Click here to prove in JITPRO that this counterexample works:

The Fix

My candidate for T is (¬S₁' ∧ S₂) ∨ (S₁' ∧ ¬S₂').
In this case T' is (¬S₁ ∧ S₂') ∨ (S₁ ∧ ¬S₂).

Before reading the proof, you can try to prove this choice of T works in JITPRO by clicking here:

Proof:

If (S₁ ↔ S₁') ∧ (S₂ ↔ S₂'), then T ↔ T' since T and T' are the same up to the primes.

Assume T ↔ T'. That is,
((¬S₁' ∧ S₂) ∨ (S₁' ∧ ¬S₂')) &equiv ((¬S₁ ∧ S₂') ∨ (S₁ ∧ ¬S₂)).
We must prove (S₁ ↔ S₁') and (S₂ ↔ S₂'). We consider two cases.

Case 1: Suppose T and T' are both true. There are four possiblities.

Case 1a: Suppose ¬S₁' ∧ S₂ and ¬S₁ ∧ S₂'. The equivalences hold in this case.

Case 1b: Suppose ¬S₁' ∧ S₂ and S₁ ∧ ¬S₂. This is impossible.

Case 1c: Suppose S₁' ∧ ¬S₂' and ¬S₁ ∧ S₂'. This is impossible.

Case 1d: Suppose S₁' ∧ ¬S₂' and S₁ ∧ ¬S₂. The equivalences hold in this case.

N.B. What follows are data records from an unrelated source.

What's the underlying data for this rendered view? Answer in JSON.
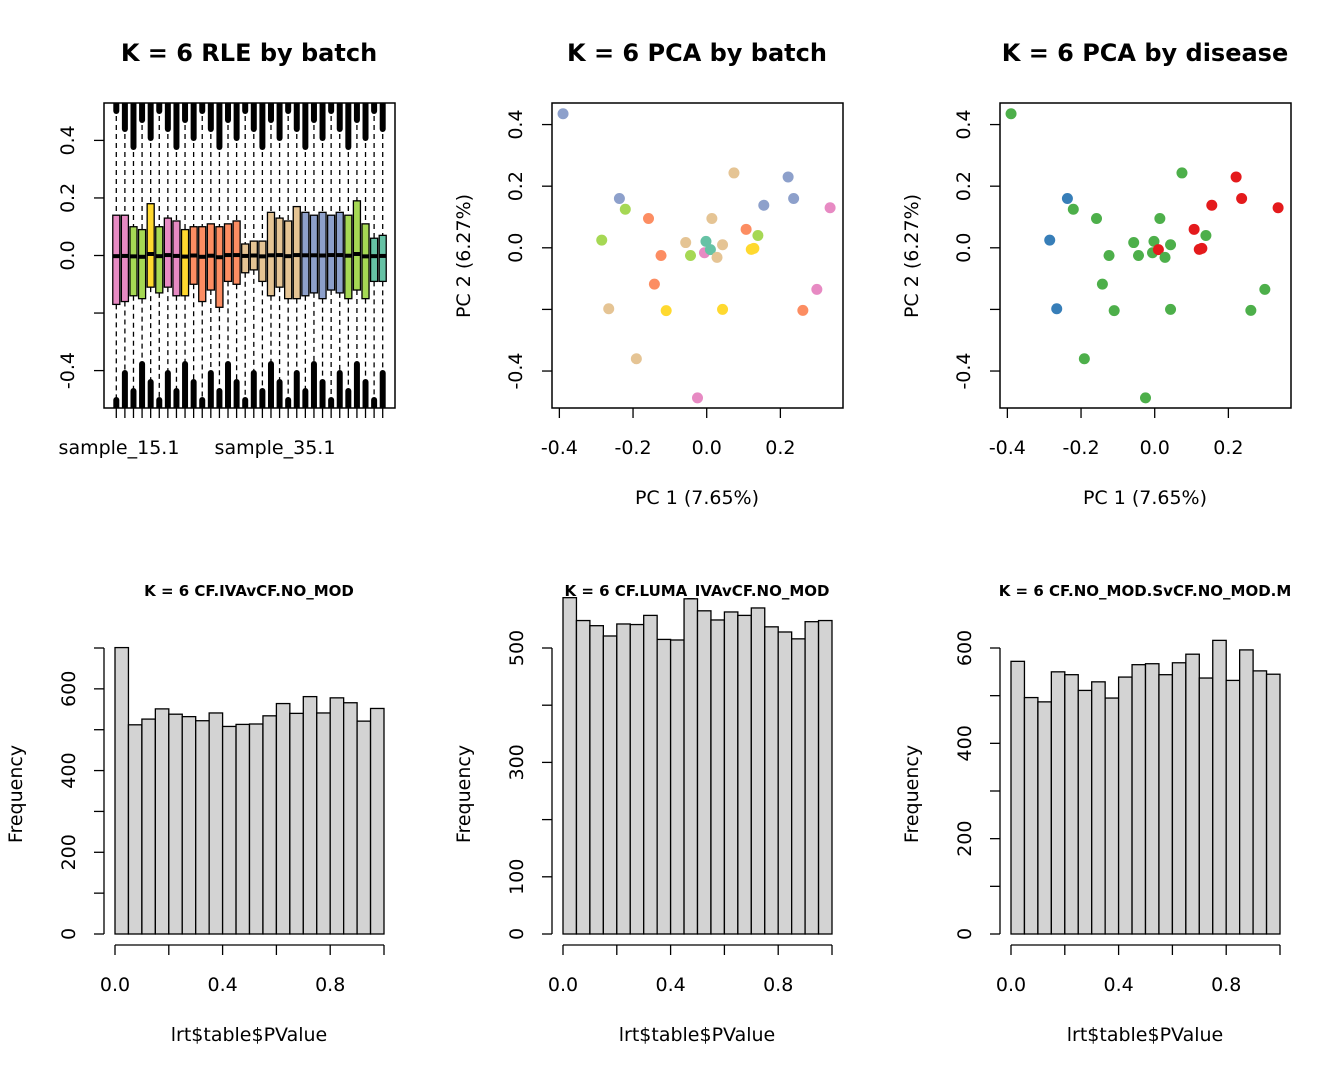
{
  "chart_data": [
    {
      "type": "boxplot",
      "title": "K = 6 RLE by batch",
      "xlabel": "",
      "ylabel": "",
      "ylim": [
        -0.53,
        0.53
      ],
      "yticks": [
        -0.4,
        -0.2,
        0.0,
        0.2,
        0.4
      ],
      "ytick_labels": [
        "-0.4",
        "",
        "0.0",
        "0.2",
        "0.4"
      ],
      "xtick_labels": [
        "sample_15.1",
        "sample_35.1"
      ],
      "boxes": [
        {
          "q1": -0.17,
          "q3": 0.14,
          "color": "#e78ac3"
        },
        {
          "q1": -0.16,
          "q3": 0.14,
          "color": "#e78ac3"
        },
        {
          "q1": -0.14,
          "q3": 0.1,
          "color": "#a6d854"
        },
        {
          "q1": -0.15,
          "q3": 0.09,
          "color": "#a6d854"
        },
        {
          "q1": -0.11,
          "q3": 0.18,
          "color": "#ffd92f"
        },
        {
          "q1": -0.13,
          "q3": 0.1,
          "color": "#a6d854"
        },
        {
          "q1": -0.11,
          "q3": 0.13,
          "color": "#e78ac3"
        },
        {
          "q1": -0.14,
          "q3": 0.12,
          "color": "#e78ac3"
        },
        {
          "q1": -0.14,
          "q3": 0.09,
          "color": "#ffd92f"
        },
        {
          "q1": -0.1,
          "q3": 0.1,
          "color": "#fc8d62"
        },
        {
          "q1": -0.16,
          "q3": 0.1,
          "color": "#fc8d62"
        },
        {
          "q1": -0.12,
          "q3": 0.11,
          "color": "#fc8d62"
        },
        {
          "q1": -0.18,
          "q3": 0.1,
          "color": "#fc8d62"
        },
        {
          "q1": -0.09,
          "q3": 0.11,
          "color": "#fc8d62"
        },
        {
          "q1": -0.1,
          "q3": 0.12,
          "color": "#fc8d62"
        },
        {
          "q1": -0.06,
          "q3": 0.04,
          "color": "#e5c494"
        },
        {
          "q1": -0.05,
          "q3": 0.05,
          "color": "#e5c494"
        },
        {
          "q1": -0.09,
          "q3": 0.05,
          "color": "#e5c494"
        },
        {
          "q1": -0.14,
          "q3": 0.15,
          "color": "#e5c494"
        },
        {
          "q1": -0.11,
          "q3": 0.13,
          "color": "#e5c494"
        },
        {
          "q1": -0.15,
          "q3": 0.12,
          "color": "#e5c494"
        },
        {
          "q1": -0.15,
          "q3": 0.17,
          "color": "#e5c494"
        },
        {
          "q1": -0.14,
          "q3": 0.15,
          "color": "#8da0cb"
        },
        {
          "q1": -0.13,
          "q3": 0.14,
          "color": "#8da0cb"
        },
        {
          "q1": -0.15,
          "q3": 0.15,
          "color": "#8da0cb"
        },
        {
          "q1": -0.12,
          "q3": 0.14,
          "color": "#8da0cb"
        },
        {
          "q1": -0.13,
          "q3": 0.15,
          "color": "#8da0cb"
        },
        {
          "q1": -0.15,
          "q3": 0.14,
          "color": "#a6d854"
        },
        {
          "q1": -0.12,
          "q3": 0.19,
          "color": "#a6d854"
        },
        {
          "q1": -0.15,
          "q3": 0.11,
          "color": "#a6d854"
        },
        {
          "q1": -0.09,
          "q3": 0.06,
          "color": "#66c2a5"
        },
        {
          "q1": -0.09,
          "q3": 0.07,
          "color": "#66c2a5"
        }
      ]
    },
    {
      "type": "scatter",
      "title": "K = 6 PCA by batch",
      "xlabel": "PC 1 (7.65%)",
      "ylabel": "PC 2 (6.27%)",
      "xlim": [
        -0.42,
        0.37
      ],
      "ylim": [
        -0.52,
        0.47
      ],
      "xticks": [
        -0.4,
        -0.2,
        0.0,
        0.2
      ],
      "xtick_labels": [
        "-0.4",
        "-0.2",
        "0.0",
        "0.2"
      ],
      "yticks": [
        -0.4,
        -0.2,
        0.0,
        0.2,
        0.4
      ],
      "ytick_labels": [
        "-0.4",
        "",
        "0.0",
        "0.2",
        "0.4"
      ],
      "points": [
        {
          "x": -0.39,
          "y": 0.435,
          "color": "#8da0cb"
        },
        {
          "x": -0.237,
          "y": 0.16,
          "color": "#8da0cb"
        },
        {
          "x": -0.221,
          "y": 0.125,
          "color": "#a6d854"
        },
        {
          "x": -0.285,
          "y": 0.025,
          "color": "#a6d854"
        },
        {
          "x": -0.158,
          "y": 0.095,
          "color": "#fc8d62"
        },
        {
          "x": -0.124,
          "y": -0.025,
          "color": "#fc8d62"
        },
        {
          "x": -0.142,
          "y": -0.118,
          "color": "#fc8d62"
        },
        {
          "x": -0.266,
          "y": -0.198,
          "color": "#e5c494"
        },
        {
          "x": -0.191,
          "y": -0.36,
          "color": "#e5c494"
        },
        {
          "x": -0.11,
          "y": -0.204,
          "color": "#ffd92f"
        },
        {
          "x": -0.057,
          "y": 0.017,
          "color": "#e5c494"
        },
        {
          "x": -0.044,
          "y": -0.025,
          "color": "#a6d854"
        },
        {
          "x": -0.002,
          "y": 0.021,
          "color": "#66c2a5"
        },
        {
          "x": -0.006,
          "y": -0.016,
          "color": "#e78ac3"
        },
        {
          "x": 0.01,
          "y": -0.006,
          "color": "#66c2a5"
        },
        {
          "x": 0.014,
          "y": 0.095,
          "color": "#e5c494"
        },
        {
          "x": 0.028,
          "y": -0.031,
          "color": "#e5c494"
        },
        {
          "x": 0.043,
          "y": 0.01,
          "color": "#e5c494"
        },
        {
          "x": 0.074,
          "y": 0.243,
          "color": "#e5c494"
        },
        {
          "x": 0.107,
          "y": 0.06,
          "color": "#fc8d62"
        },
        {
          "x": 0.121,
          "y": -0.005,
          "color": "#ffd92f"
        },
        {
          "x": 0.128,
          "y": -0.002,
          "color": "#ffd92f"
        },
        {
          "x": 0.139,
          "y": 0.04,
          "color": "#a6d854"
        },
        {
          "x": 0.155,
          "y": 0.138,
          "color": "#8da0cb"
        },
        {
          "x": 0.221,
          "y": 0.23,
          "color": "#8da0cb"
        },
        {
          "x": 0.236,
          "y": 0.16,
          "color": "#8da0cb"
        },
        {
          "x": 0.043,
          "y": -0.2,
          "color": "#ffd92f"
        },
        {
          "x": -0.025,
          "y": -0.487,
          "color": "#e78ac3"
        },
        {
          "x": 0.261,
          "y": -0.203,
          "color": "#fc8d62"
        },
        {
          "x": 0.299,
          "y": -0.135,
          "color": "#e78ac3"
        },
        {
          "x": 0.335,
          "y": 0.13,
          "color": "#e78ac3"
        }
      ]
    },
    {
      "type": "scatter",
      "title": "K = 6 PCA by disease",
      "xlabel": "PC 1 (7.65%)",
      "ylabel": "PC 2 (6.27%)",
      "xlim": [
        -0.42,
        0.37
      ],
      "ylim": [
        -0.52,
        0.47
      ],
      "xticks": [
        -0.4,
        -0.2,
        0.0,
        0.2
      ],
      "xtick_labels": [
        "-0.4",
        "-0.2",
        "0.0",
        "0.2"
      ],
      "yticks": [
        -0.4,
        -0.2,
        0.0,
        0.2,
        0.4
      ],
      "ytick_labels": [
        "-0.4",
        "",
        "0.0",
        "0.2",
        "0.4"
      ],
      "points": [
        {
          "x": -0.39,
          "y": 0.435,
          "color": "#4daf4a"
        },
        {
          "x": -0.237,
          "y": 0.16,
          "color": "#377eb8"
        },
        {
          "x": -0.221,
          "y": 0.125,
          "color": "#4daf4a"
        },
        {
          "x": -0.285,
          "y": 0.025,
          "color": "#377eb8"
        },
        {
          "x": -0.158,
          "y": 0.095,
          "color": "#4daf4a"
        },
        {
          "x": -0.124,
          "y": -0.025,
          "color": "#4daf4a"
        },
        {
          "x": -0.142,
          "y": -0.118,
          "color": "#4daf4a"
        },
        {
          "x": -0.266,
          "y": -0.198,
          "color": "#377eb8"
        },
        {
          "x": -0.191,
          "y": -0.36,
          "color": "#4daf4a"
        },
        {
          "x": -0.11,
          "y": -0.204,
          "color": "#4daf4a"
        },
        {
          "x": -0.057,
          "y": 0.017,
          "color": "#4daf4a"
        },
        {
          "x": -0.044,
          "y": -0.025,
          "color": "#4daf4a"
        },
        {
          "x": -0.002,
          "y": 0.021,
          "color": "#4daf4a"
        },
        {
          "x": -0.006,
          "y": -0.016,
          "color": "#4daf4a"
        },
        {
          "x": 0.01,
          "y": -0.006,
          "color": "#e41a1c"
        },
        {
          "x": 0.014,
          "y": 0.095,
          "color": "#4daf4a"
        },
        {
          "x": 0.028,
          "y": -0.031,
          "color": "#4daf4a"
        },
        {
          "x": 0.043,
          "y": 0.01,
          "color": "#4daf4a"
        },
        {
          "x": 0.074,
          "y": 0.243,
          "color": "#4daf4a"
        },
        {
          "x": 0.107,
          "y": 0.06,
          "color": "#e41a1c"
        },
        {
          "x": 0.121,
          "y": -0.005,
          "color": "#e41a1c"
        },
        {
          "x": 0.128,
          "y": -0.002,
          "color": "#e41a1c"
        },
        {
          "x": 0.139,
          "y": 0.04,
          "color": "#4daf4a"
        },
        {
          "x": 0.155,
          "y": 0.138,
          "color": "#e41a1c"
        },
        {
          "x": 0.221,
          "y": 0.23,
          "color": "#e41a1c"
        },
        {
          "x": 0.236,
          "y": 0.16,
          "color": "#e41a1c"
        },
        {
          "x": 0.043,
          "y": -0.2,
          "color": "#4daf4a"
        },
        {
          "x": -0.025,
          "y": -0.487,
          "color": "#4daf4a"
        },
        {
          "x": 0.261,
          "y": -0.203,
          "color": "#4daf4a"
        },
        {
          "x": 0.299,
          "y": -0.135,
          "color": "#4daf4a"
        },
        {
          "x": 0.335,
          "y": 0.13,
          "color": "#e41a1c"
        }
      ]
    },
    {
      "type": "histogram",
      "title": "K = 6 CF.IVAvCF.NO_MOD",
      "xlabel": "lrt$table$PValue",
      "ylabel": "Frequency",
      "xlim": [
        0,
        1
      ],
      "ylim": [
        0,
        700
      ],
      "xticks": [
        0.0,
        0.2,
        0.4,
        0.6,
        0.8,
        1.0
      ],
      "xtick_labels": [
        "0.0",
        "",
        "0.4",
        "",
        "0.8",
        ""
      ],
      "yticks": [
        0,
        100,
        200,
        300,
        400,
        500,
        600,
        700
      ],
      "ytick_labels": [
        "0",
        "",
        "200",
        "",
        "400",
        "",
        "600",
        ""
      ],
      "bin_edges": [
        0,
        0.05,
        0.1,
        0.15,
        0.2,
        0.25,
        0.3,
        0.35,
        0.4,
        0.45,
        0.5,
        0.55,
        0.6,
        0.65,
        0.7,
        0.75,
        0.8,
        0.85,
        0.9,
        0.95,
        1.0
      ],
      "counts": [
        701,
        512,
        526,
        551,
        538,
        532,
        522,
        541,
        508,
        513,
        514,
        534,
        564,
        540,
        581,
        541,
        578,
        566,
        521,
        552
      ]
    },
    {
      "type": "histogram",
      "title": "K = 6 CF.LUMA_IVAvCF.NO_MOD",
      "xlabel": "lrt$table$PValue",
      "ylabel": "Frequency",
      "xlim": [
        0,
        1
      ],
      "ylim": [
        0,
        600
      ],
      "xticks": [
        0.0,
        0.2,
        0.4,
        0.6,
        0.8,
        1.0
      ],
      "xtick_labels": [
        "0.0",
        "",
        "0.4",
        "",
        "0.8",
        ""
      ],
      "yticks": [
        0,
        100,
        200,
        300,
        400,
        500
      ],
      "ytick_labels": [
        "0",
        "100",
        "",
        "300",
        "",
        "500"
      ],
      "bin_edges": [
        0,
        0.05,
        0.1,
        0.15,
        0.2,
        0.25,
        0.3,
        0.35,
        0.4,
        0.45,
        0.5,
        0.55,
        0.6,
        0.65,
        0.7,
        0.75,
        0.8,
        0.85,
        0.9,
        0.95,
        1.0
      ],
      "counts": [
        588,
        548,
        539,
        521,
        542,
        541,
        557,
        515,
        514,
        586,
        565,
        549,
        563,
        557,
        570,
        537,
        528,
        516,
        546,
        548
      ]
    },
    {
      "type": "histogram",
      "title": "K = 6 CF.NO_MOD.SvCF.NO_MOD.M",
      "xlabel": "lrt$table$PValue",
      "ylabel": "Frequency",
      "xlim": [
        0,
        1
      ],
      "ylim": [
        0,
        600
      ],
      "xticks": [
        0.0,
        0.2,
        0.4,
        0.6,
        0.8,
        1.0
      ],
      "xtick_labels": [
        "0.0",
        "",
        "0.4",
        "",
        "0.8",
        ""
      ],
      "yticks": [
        0,
        100,
        200,
        300,
        400,
        500,
        600
      ],
      "ytick_labels": [
        "0",
        "",
        "200",
        "",
        "400",
        "",
        "600"
      ],
      "bin_edges": [
        0,
        0.05,
        0.1,
        0.15,
        0.2,
        0.25,
        0.3,
        0.35,
        0.4,
        0.45,
        0.5,
        0.55,
        0.6,
        0.65,
        0.7,
        0.75,
        0.8,
        0.85,
        0.9,
        0.95,
        1.0
      ],
      "counts": [
        572,
        496,
        487,
        550,
        544,
        511,
        529,
        495,
        539,
        565,
        567,
        544,
        569,
        587,
        537,
        616,
        532,
        596,
        552,
        545
      ]
    }
  ]
}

Case 2: Suppose T and T' are both false. In this case we have
((S₁' ∨ ¬S₂) ∧ (¬S₁' ∨ S₂'))
and
((S₁ ∨ ¬S₂') ∧ (¬S₁ ∨ S₂)).
From this we can conclude four disjunctions by resolution:
(¬S₂ ∨ S₂'),
(¬S₂' ∨ S₂),
(S₁' ∨ ¬S₁) and
(S₁ ∨ ¬S₁').
The two equivalences clearly follow.